Onze anos depois de começar a pagar aos bancos a conta dos subsídios concedidos a quem comprou imóvel pelo SFH (Sistema Financeiro da Habitação), o governo ainda tem um rombo de R$ 80,578 bilhões em suas contas para quitar.
O custo desse "esqueleto", no entanto, é muito maior. Se forem considerados os R$ 60,842 bilhões já pagos pelo governo, o custo acumulado da subvenção a quem comprou casa própria chega a R$ 141,42 bilhões.
Esse dinheiro equivale a quase dez anos de investimentos do PAC (Programa de Aceleração do Crescimento) ou a quatro anos de arrecadação da CPMF, o tributo do cheque (considerada a receita prevista para este ano, de cerca de R$ 35,5 bilhões).
A conta vem sendo paga pelo Tesouro desde 1996, quando o governo decidiu renegociar a dívida com os bancos. É como se cada um dos 3,7 milhões de contratos de compra da casa própria recebesse um desconto de R$ 39 mil, cuja conta é paga aos bancos pelo Tesouro.

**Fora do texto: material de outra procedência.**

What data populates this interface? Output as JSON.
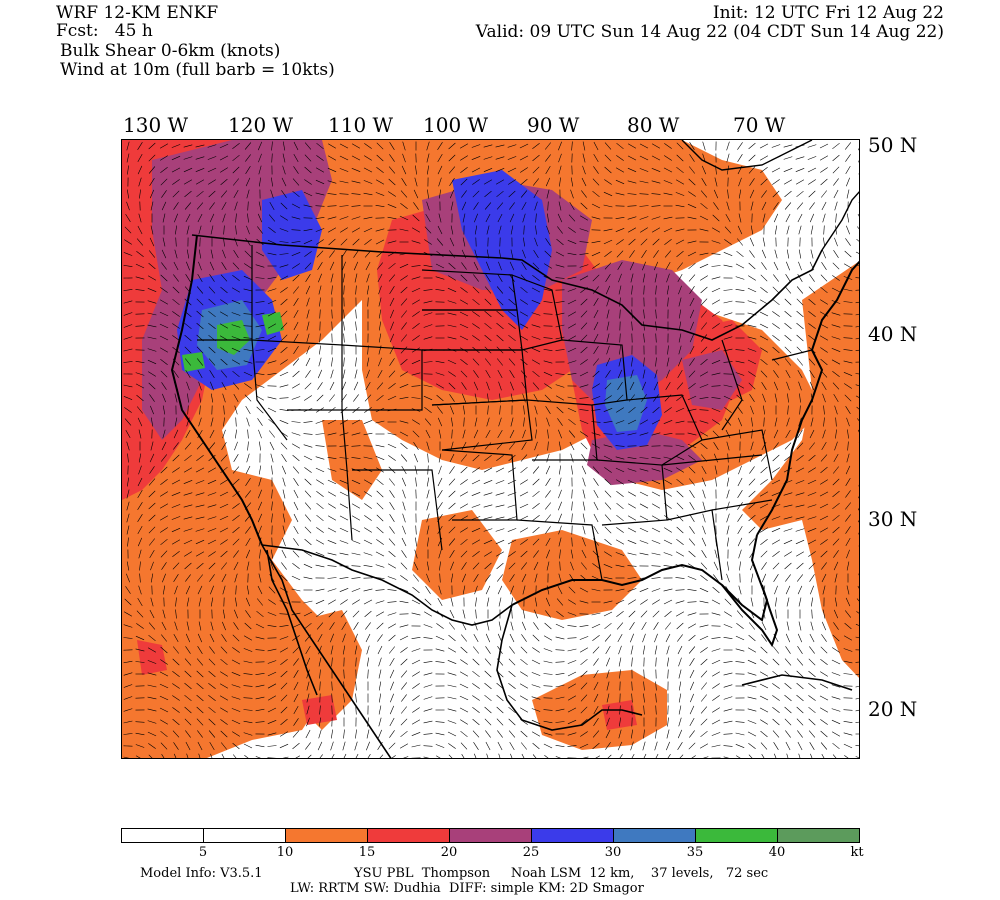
{
  "header": {
    "model": "WRF 12-KM ENKF",
    "fcst": "Fcst:   45 h",
    "field1": "Bulk Shear 0-6km (knots)",
    "field2": "Wind at 10m (full barb = 10kts)",
    "init": "Init: 12 UTC Fri 12 Aug 22",
    "valid": "Valid: 09 UTC Sun 14 Aug 22 (04 CDT Sun 14 Aug 22)"
  },
  "longitudes": [
    "130 W",
    "120 W",
    "110 W",
    "100 W",
    "90 W",
    "80 W",
    "70 W"
  ],
  "latitudes": [
    "50 N",
    "40 N",
    "30 N",
    "20 N"
  ],
  "colorbar": {
    "labels": [
      "5",
      "10",
      "15",
      "20",
      "25",
      "30",
      "35",
      "40",
      "kt"
    ],
    "colors": [
      "#ffffff",
      "#ffffff",
      "#f5772f",
      "#ef3b3b",
      "#a8407a",
      "#3b3bea",
      "#3f79c0",
      "#3bb93b",
      "#5c9b5c"
    ]
  },
  "footer": {
    "line1_left": "Model Info: V3.5.1",
    "line1_right": "YSU PBL  Thompson     Noah LSM  12 km,    37 levels,   72 sec",
    "line2": "LW: RRTM SW: Dudhia  DIFF: simple KM: 2D Smagor"
  }
}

"O problema está sendo equacionado aos poucos. Não há previsão de alterações no ritmo de pagamento dessa dívida", afirma o secretário do Tesouro Nacional, Arno Augustin.
O desequilíbrio nas contas do SFH tornou-se um problema na década de 80. A inflação estratosférica corroeu os salários e, obviamente, a capacidade de pagamento dos mutuários. A inadimplência aumentou, e o governo decidiu que iria reajustar as prestações dos contratos habitacionais do SFH abaixo das taxas previstas nos empréstimos originais.
Na prática, o que o governo fez foi cobrar menos dos tomadores de financiamentos e, ao mesmo tempo, garantir aos bancos que eles receberiam o que estava previsto nos contratos. O saldo devedor que se acumulou nesses contratos foi repassado ao FCVS (Fundo de Compensação das Variações Salariais), criado em 1967 com o objetivo de cobrir eventuais saldos devedores do SFH.
"A assunção desses compromissos [dos subsídios] ocorreu sem a imprescindível cobertura de recursos orçamentários. O FCVS (...) passou a assumir responsabilidades crescentes, incompatíveis com seu patrimônio e seu fluxo de caixa, acarretando, como conseqüência, o acúmulo da dívida ao longo do tempo", explica um documento do Tesouro na internet.
Subsídios elevados
Entre 1980 e 1990, há pelo menos cinco decisões do governo concedendo subsídios ou mudando as regras de reajuste das prestações. O ápice da subvenção foi no governo Sarney (1985/90). Em 1985, as prestações do SFH deveriam ser reajustadas em 242%, mas o governo decidiu que a correção seria de 112%.
Quando resolveu renegociar a dívida do FCVS com os bancos em 30 anos, com juros máximos de 6,17% anuais, o Tesouro Nacional o fez por meio da emissão de títulos da dívida interna. Nos últimos cinco anos, foram reservados R$ 13 bilhões anuais para pagar o subsídio à casa própria.
Esse valor, no entanto, nunca foi alcançado. É que a renegociação da dívida depende da iniciativa dos bancos. Cabe às instituições financeiras, depois que o mutuário encerra o pagamento das prestações previstas no contrato, submeter o financiamento a análise da Caixa Econômica Federal para definir o valor do saldo devedor que será refinanciado.
O Tesouro Nacional estima que 85% da dívida que ainda não foi refinanciada esteja na mão dos falidos bancos Nacional e Econômico. Cerca de R$ 20 bilhões em contratos habitacionais foram dados em garantia ao BC (Banco Central) nas operações do Proer --o programa de ajuda aos bancos. O restante está dividido entre a Caixa e a Emgea, empresa criada pelo governo para assumir e cobrar os contratos habitacionais de má qualidade que estavam com as empresas públicas.